Monday, January 29, 2018
Know This Guy When You Hear Him!
We were drawing near the woods in a marshy area, and I heard that sound (borrowing here from Audubon's Sibley Guide to Birds): kuk kuk keekeekeekeekeekeekuk kuk! I used to listen to that sound at 11 o'clock practically every morning when we lived in the mountains of western Virginia, but hadn't heard it much in coastal Carolina the past decade.
Sure enough, it was an old friend, The Pileated Woodpecker. This is one of the most magnificent birds (in my experience anyway) -- certainly, it is by far the largest of the woodpeckers. The way it announces itself is unforgettable, and it lives up to its own hype. Flaming red crest, very long tail, wide-winged -- absolutely spectacular.
It is the Muhammad Ali of feathered friends -- boldly announcing "I am the greatest!" and then living up to that claim, which makes it all good. I got to observe the guy at work on a tree for a few minutes.
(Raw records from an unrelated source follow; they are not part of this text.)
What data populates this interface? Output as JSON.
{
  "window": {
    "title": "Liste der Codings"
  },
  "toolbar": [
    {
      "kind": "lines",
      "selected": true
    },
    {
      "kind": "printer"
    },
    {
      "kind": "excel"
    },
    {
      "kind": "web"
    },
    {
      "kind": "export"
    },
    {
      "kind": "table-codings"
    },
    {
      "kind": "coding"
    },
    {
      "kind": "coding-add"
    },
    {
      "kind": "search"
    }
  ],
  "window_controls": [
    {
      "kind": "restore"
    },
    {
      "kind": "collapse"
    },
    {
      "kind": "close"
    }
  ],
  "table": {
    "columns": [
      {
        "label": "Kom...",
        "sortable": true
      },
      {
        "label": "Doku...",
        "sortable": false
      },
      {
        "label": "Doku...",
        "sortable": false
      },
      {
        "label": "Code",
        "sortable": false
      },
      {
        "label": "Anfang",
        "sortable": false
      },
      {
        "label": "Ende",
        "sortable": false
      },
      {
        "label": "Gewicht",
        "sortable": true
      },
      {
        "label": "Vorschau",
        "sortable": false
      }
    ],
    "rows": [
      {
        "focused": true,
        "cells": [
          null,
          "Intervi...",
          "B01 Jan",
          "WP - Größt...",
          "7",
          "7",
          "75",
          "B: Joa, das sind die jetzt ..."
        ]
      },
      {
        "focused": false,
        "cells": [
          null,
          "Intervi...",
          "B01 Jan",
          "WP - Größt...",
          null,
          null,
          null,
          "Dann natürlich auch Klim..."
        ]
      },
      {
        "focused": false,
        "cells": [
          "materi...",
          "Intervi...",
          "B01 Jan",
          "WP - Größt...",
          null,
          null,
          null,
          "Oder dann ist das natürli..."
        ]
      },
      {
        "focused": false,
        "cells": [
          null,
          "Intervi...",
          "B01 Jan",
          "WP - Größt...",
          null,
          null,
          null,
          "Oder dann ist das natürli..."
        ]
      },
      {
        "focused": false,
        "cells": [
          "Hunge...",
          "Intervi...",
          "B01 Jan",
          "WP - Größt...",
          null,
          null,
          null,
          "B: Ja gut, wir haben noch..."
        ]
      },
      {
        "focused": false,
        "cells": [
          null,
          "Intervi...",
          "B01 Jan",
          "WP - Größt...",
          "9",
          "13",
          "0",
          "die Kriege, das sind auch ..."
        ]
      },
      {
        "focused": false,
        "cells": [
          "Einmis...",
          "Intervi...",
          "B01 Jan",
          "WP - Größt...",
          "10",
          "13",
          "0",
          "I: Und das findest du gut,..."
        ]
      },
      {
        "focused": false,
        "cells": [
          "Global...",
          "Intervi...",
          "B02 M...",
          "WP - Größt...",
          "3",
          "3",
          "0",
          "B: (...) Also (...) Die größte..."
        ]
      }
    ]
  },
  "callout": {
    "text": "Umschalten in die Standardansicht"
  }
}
It is exciting to think that this beautiful creature may be making this patch of woods home, at least for now. The mature forest with lots of dead trees still standing is home to a lot of bluebirds, as I noted in a Jan. 15 blogpost. Well, Pileated Woodpeckers also love this kind of environment. According to my Compact Guide to South Carolina Birds: "A pair of {Pileated} woodpeckers will spend up to six weeks excavating a large nest cavity in a dead or decaying tree. Wood ducks, kestrels, owls and even flying squirrels frequently nest in abandoned Pileated Woodpecker cavities."
All of this increases my excitement that the worldwide Great Backyard Bird Count (GBBC) will begin Friday, February 16 and run through Monday, the 19th. You can participate by just watching your backyard feeders; however, you can go afield, too, and do what I call birdwalking. Walk the dawg for a couple of miles and ID and count the birds as you go. Then report in online when you get home.
I will write more about the GBBC over the next few weeks. I am psyched for it now, having encountered the Pileated Woodpeckers and numerous Bluebirds -- not to mention a whole flock of Robins this morning.